Perhaps not in the most sane way.  I had planned to have my husband home while I did it but decided later I didn’t want an audience.  So when he was a work and my daughter was at her after school activities I brought Roo in to the barn, tacked her up (she’s been tacked, lunged and done all the ground work, I’m not completely nuts) and then I brought her in to her stall and just went through all the things we already done before I assessed where her mental state was and then swung my leg over.   It was amazing!   She didn’t flick an ear and I was just so proud of her.

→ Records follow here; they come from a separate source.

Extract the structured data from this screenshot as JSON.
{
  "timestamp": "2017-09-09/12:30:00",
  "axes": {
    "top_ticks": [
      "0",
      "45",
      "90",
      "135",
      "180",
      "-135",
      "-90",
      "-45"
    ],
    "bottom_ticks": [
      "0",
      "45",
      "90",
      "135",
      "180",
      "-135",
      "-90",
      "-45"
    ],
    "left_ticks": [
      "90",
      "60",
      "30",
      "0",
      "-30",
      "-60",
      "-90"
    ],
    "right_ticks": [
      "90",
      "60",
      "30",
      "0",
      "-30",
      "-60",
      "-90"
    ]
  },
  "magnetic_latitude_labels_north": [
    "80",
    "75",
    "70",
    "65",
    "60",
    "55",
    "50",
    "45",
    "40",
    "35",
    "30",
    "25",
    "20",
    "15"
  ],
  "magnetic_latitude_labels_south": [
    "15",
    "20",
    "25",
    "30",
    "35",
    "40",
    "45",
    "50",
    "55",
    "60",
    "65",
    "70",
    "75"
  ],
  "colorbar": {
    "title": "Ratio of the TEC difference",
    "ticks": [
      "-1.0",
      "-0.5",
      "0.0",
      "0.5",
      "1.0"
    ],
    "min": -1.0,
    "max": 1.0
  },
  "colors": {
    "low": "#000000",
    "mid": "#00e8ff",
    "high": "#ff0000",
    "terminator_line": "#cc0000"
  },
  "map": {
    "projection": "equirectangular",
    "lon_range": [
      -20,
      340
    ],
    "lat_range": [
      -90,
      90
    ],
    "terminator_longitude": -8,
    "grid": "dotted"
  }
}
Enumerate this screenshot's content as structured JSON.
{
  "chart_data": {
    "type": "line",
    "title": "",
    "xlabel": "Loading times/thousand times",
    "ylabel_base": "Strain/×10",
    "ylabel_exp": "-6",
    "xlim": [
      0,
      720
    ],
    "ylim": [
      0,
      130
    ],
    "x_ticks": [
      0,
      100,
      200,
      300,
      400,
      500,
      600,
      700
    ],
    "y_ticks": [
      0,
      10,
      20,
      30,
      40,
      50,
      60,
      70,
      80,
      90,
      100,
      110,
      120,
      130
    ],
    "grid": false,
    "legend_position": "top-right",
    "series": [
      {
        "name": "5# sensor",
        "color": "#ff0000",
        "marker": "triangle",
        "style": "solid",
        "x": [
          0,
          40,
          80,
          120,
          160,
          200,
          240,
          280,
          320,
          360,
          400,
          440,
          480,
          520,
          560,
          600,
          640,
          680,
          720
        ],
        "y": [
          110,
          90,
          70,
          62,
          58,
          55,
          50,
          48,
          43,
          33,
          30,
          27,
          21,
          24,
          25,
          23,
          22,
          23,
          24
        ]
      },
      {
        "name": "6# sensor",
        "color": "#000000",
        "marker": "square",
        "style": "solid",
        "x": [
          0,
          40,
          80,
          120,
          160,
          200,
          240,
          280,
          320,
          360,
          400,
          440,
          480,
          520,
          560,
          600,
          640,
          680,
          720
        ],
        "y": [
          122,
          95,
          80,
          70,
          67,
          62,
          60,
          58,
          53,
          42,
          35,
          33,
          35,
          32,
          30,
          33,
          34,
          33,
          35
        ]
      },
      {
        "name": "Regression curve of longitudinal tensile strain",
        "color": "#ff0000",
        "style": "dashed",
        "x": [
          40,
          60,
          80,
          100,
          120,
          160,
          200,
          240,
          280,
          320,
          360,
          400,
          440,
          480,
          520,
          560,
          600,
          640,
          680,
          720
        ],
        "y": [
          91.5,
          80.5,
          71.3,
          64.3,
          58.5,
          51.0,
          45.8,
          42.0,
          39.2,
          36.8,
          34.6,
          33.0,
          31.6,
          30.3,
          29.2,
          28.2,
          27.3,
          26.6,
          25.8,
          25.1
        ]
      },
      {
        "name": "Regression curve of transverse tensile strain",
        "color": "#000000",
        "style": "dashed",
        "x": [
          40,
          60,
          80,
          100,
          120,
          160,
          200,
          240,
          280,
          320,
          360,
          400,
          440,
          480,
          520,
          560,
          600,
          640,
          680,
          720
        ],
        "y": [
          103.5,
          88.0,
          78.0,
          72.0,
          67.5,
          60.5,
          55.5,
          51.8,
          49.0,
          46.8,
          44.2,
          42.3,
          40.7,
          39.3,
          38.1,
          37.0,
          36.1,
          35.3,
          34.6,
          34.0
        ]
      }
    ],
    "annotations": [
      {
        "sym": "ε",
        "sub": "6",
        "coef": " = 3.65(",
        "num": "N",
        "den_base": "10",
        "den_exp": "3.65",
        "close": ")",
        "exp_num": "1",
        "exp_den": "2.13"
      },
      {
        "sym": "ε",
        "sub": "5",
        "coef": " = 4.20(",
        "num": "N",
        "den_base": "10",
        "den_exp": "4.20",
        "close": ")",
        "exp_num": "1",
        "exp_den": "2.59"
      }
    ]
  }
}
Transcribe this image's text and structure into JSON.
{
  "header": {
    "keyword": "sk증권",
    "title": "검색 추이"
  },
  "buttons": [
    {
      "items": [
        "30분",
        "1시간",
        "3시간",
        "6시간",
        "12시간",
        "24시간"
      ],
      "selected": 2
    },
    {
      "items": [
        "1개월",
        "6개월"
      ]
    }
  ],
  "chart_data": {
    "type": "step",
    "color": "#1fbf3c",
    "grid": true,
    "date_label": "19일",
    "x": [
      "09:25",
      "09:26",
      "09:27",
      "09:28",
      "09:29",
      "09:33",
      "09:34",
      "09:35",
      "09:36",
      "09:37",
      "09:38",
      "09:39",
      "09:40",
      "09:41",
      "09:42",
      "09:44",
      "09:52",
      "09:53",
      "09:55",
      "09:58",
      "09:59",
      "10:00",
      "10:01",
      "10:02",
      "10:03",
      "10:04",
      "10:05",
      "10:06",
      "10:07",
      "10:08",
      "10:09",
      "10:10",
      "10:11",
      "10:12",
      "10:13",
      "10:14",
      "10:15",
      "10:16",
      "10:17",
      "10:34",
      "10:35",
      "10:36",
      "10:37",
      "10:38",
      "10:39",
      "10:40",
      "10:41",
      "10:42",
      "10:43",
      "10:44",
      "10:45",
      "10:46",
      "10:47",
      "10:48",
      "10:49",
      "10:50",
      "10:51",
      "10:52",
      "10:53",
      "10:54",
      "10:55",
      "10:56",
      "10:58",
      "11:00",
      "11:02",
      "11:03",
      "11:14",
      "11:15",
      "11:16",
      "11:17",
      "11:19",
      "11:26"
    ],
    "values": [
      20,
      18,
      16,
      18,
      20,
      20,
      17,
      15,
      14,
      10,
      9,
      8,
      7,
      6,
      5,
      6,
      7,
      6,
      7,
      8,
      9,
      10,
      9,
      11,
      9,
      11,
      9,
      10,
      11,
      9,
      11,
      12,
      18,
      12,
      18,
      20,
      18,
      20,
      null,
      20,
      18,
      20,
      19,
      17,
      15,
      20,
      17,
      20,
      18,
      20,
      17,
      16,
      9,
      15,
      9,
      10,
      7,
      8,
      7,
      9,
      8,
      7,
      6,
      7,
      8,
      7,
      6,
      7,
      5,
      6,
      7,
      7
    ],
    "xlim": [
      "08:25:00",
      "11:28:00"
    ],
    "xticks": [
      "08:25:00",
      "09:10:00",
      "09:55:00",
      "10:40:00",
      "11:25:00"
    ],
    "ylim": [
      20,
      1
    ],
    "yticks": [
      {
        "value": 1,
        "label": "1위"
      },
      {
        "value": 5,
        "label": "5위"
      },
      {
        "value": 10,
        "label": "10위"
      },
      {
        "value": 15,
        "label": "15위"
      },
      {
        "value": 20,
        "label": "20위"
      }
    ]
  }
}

So next, the pony.  Tara is still at my farm. I want to sell her and yet I don’t.  If she was a large or even a bigger medium pony I’d just keep her for myself but as a small she just isn’t super fun for me to ride.  So this spring I’ll be taking her to some breed shows, some local hunter/jumper shows and starting to market her for sale. I hate it because I am so very afraid she will end up in a bad situation that isn’t as understanding of her quirks as I am.  She is not a beginner child’s pony.  She’s a super brave, trainer kids pony or one of those really talented A circuit junior riders.  So I’m trying to find her the right person, a person who will love her and laugh at her quirks rather than punish her for them. 


My daughter is still riding, though I take her over to my friend’s hunter/jumper barn where she rides a pair of saintly lesson horses.  Someday I will get her another horse but for now she’s learning from the lesson horses.   As for me, aside from tuning up the pony and bringing along Roo I haven’t really been riding much.  Thief had to retire last winter due to some injuries and my friend’s other hunter gelding is not my cup of tea to ride.  So I’m sort of a riding horseless.  I’ll start looking for a schoolmaster of my own later this year when I have the budget for it.  


The problem is that I want a lovely, well schooled, saintly Warmblood and I can’t afford that.  A nice OTTB would be good too but the ones I need are all really expensive too.  I mean the horse market the last few years has just gone insane! 


Anyway, until I pick up the keyboard again, keep it between the flags my friends.